The Great Unknowns, Homefront
After a wait of seven years the Great Unknowns have a follow-up to their superb debut CD, and while Becky Warren's new batch of songs have on the whole a little less melodic intensity than the earlier set, her soft alto retains its ability to soothe and wrench at the same time. The opening track, "Lexington," is a high-energy roots-rocker in search of a strong chorus, but "Dead River, Lake County" fulfills the promise of Avril Smith's tight guitar intro and Warren's tersely sweet opening melody.
Images of traveling by highway, a country music commonplace, are thick all over this album as they were on the band's last – in fact so ubiquitous that they become a deeply important theme. Added to that is a concern with communication woes: "You've got a way of saying something/That everyone wants to hear/In a way that no one wants to hear it," goes the refrain of "Birmingham," while the bouncy throwaway "Bad Way" treats similar subject matter with a lighter touch.

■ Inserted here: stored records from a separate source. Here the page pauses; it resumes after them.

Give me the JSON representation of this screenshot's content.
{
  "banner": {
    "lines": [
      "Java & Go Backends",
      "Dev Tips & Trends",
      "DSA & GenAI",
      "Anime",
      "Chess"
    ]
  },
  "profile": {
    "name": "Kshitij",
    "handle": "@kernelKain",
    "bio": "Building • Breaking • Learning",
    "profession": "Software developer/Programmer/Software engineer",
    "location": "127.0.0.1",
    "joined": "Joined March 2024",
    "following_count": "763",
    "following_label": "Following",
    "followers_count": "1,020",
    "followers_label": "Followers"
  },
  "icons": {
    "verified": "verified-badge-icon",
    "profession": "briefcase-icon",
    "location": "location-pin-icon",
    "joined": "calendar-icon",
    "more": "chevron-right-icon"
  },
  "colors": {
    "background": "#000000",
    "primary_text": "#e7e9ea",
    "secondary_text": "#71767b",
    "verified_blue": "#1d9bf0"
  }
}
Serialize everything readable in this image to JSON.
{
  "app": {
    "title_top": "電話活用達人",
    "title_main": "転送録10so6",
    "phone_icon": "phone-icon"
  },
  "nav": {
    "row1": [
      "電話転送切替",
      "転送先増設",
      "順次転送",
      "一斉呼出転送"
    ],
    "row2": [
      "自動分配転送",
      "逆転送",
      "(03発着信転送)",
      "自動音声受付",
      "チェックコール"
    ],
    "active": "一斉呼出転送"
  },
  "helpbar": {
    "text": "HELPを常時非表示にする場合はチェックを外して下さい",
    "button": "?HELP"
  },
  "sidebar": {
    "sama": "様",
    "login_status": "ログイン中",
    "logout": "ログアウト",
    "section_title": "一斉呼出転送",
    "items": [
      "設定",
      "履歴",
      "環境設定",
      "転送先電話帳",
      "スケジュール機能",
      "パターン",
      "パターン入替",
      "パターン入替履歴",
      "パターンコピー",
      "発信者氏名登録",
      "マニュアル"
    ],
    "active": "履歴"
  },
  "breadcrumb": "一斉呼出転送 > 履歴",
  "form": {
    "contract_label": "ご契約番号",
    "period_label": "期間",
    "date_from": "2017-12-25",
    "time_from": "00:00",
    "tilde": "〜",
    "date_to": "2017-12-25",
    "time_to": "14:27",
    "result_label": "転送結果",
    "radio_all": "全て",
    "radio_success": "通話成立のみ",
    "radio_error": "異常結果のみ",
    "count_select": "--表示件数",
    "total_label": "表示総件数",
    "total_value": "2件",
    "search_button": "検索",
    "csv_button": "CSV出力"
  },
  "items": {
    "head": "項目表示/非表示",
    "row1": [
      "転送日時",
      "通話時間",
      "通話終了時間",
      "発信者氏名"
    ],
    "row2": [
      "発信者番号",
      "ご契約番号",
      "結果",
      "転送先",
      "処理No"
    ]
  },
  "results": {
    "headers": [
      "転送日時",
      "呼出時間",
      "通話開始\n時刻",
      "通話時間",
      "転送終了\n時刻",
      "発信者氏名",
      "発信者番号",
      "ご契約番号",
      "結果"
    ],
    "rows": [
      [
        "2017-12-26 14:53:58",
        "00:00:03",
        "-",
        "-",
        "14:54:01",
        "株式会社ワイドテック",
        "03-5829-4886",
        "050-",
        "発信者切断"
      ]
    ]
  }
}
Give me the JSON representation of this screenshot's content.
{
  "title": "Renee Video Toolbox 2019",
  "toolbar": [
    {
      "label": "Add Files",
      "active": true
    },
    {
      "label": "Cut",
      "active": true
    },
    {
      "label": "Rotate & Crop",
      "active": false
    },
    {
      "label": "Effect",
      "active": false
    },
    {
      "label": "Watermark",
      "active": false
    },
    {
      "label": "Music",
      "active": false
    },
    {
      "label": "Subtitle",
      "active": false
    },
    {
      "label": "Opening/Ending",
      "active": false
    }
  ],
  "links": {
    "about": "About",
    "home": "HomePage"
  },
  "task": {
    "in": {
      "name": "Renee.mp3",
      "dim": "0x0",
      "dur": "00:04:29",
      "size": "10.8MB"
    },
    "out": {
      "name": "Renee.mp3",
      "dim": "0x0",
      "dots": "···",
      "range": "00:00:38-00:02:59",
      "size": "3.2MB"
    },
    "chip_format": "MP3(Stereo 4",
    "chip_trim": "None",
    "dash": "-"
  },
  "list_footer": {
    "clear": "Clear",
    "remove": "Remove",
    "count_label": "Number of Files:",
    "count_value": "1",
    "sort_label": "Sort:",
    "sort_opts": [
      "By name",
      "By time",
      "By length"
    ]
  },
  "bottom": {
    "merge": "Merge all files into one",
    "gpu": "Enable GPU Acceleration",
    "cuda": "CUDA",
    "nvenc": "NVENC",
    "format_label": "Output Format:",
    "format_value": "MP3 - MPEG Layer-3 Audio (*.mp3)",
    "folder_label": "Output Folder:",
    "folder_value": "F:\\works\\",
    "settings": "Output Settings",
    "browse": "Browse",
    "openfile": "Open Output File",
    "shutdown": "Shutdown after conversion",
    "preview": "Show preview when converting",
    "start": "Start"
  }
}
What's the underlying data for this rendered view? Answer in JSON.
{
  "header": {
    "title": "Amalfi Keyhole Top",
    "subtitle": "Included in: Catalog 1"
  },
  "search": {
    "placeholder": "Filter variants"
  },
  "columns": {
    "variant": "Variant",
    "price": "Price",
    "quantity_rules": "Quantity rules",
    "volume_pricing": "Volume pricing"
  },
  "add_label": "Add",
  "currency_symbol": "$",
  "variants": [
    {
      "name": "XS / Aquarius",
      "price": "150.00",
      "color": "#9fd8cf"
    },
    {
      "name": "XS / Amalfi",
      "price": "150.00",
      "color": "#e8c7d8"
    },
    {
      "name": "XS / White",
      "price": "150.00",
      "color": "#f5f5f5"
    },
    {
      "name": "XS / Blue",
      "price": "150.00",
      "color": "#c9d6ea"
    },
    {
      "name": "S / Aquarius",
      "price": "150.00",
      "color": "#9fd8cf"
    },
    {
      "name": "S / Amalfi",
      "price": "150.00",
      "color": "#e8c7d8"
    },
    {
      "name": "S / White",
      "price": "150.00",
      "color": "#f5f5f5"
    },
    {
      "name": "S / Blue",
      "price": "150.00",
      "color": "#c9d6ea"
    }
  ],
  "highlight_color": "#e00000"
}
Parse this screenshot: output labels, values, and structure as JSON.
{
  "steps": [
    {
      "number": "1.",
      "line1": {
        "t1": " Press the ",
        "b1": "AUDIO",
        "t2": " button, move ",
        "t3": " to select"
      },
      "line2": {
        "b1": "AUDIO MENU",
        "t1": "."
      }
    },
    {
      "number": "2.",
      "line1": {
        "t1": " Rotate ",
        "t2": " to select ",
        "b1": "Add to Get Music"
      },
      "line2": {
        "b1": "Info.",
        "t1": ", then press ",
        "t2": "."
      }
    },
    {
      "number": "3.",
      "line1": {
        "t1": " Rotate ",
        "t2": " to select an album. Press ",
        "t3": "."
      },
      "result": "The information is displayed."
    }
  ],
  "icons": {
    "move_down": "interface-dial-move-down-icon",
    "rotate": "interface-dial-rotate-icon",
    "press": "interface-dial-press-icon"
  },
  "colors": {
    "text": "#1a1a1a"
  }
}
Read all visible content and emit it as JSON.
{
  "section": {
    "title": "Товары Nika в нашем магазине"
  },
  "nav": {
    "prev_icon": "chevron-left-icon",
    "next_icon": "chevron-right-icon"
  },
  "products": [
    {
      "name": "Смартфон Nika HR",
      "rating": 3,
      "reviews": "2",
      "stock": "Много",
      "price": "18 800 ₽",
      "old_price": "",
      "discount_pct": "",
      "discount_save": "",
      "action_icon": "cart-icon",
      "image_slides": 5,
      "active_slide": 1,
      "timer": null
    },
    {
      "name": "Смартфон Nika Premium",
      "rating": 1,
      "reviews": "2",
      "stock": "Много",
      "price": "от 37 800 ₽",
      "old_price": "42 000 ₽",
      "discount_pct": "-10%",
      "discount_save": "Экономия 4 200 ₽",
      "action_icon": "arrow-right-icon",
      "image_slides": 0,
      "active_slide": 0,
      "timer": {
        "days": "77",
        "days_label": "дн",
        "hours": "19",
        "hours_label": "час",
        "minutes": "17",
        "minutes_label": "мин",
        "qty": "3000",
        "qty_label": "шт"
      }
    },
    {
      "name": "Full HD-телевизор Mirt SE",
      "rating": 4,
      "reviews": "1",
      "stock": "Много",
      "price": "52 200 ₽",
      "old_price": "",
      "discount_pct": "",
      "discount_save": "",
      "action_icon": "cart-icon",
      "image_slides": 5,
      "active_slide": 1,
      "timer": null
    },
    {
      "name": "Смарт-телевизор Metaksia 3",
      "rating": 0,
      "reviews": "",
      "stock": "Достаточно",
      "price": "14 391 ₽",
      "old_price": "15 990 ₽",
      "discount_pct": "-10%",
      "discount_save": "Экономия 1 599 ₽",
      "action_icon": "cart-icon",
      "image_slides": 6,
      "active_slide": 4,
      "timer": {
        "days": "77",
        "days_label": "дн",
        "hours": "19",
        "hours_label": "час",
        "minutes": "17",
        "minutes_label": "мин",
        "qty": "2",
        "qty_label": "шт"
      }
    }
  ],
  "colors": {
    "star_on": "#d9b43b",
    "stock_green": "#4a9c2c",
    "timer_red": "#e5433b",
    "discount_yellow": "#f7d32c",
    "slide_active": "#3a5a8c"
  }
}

The title track, with its words of love and longing, its biting guitar, and its ghostly Wurlitzer arpeggios (by guest keyboardist Tyler Wood), acutely represents the unusual ability this band has always possessed to rock and sound plaintive at the same time. The slow closer, "Army Corps of Engineers," fittingly wraps up the album with a sad but hopeful look at a family relationship traumatized by war: "Like a radio signal down a long highway/This too is gonna pass away."
Arty Hill, Another Lost Highway
Speaking of road themes, this unprepossessing set of "modern honky tonk" zips by with an easygoing energy that carries good, solid songs played by top-quality musicians who make it sound easy.
Hill's last album was a Hank Williams tribute, and the influence of Williams, Johnny Cash, and other greats of traditional country music is emblazoned on these 12 original tunes.
Though the music fits securely in the country tradition, some of the subject matter has a wry, humorous twist, like the hospital scene depicted in "Omaha ICU" ("My baby she don't come around/To see me in my paper gown"), or "King of That Thing," about a pedal steel guitarist with "lightning hands/and syncopated smile on his face/Better hide your woman and her bestest friend." It's an appropriate sentiment, as there is quite a bit of notably excellent pedal steel playing on this disc, from several different musicians.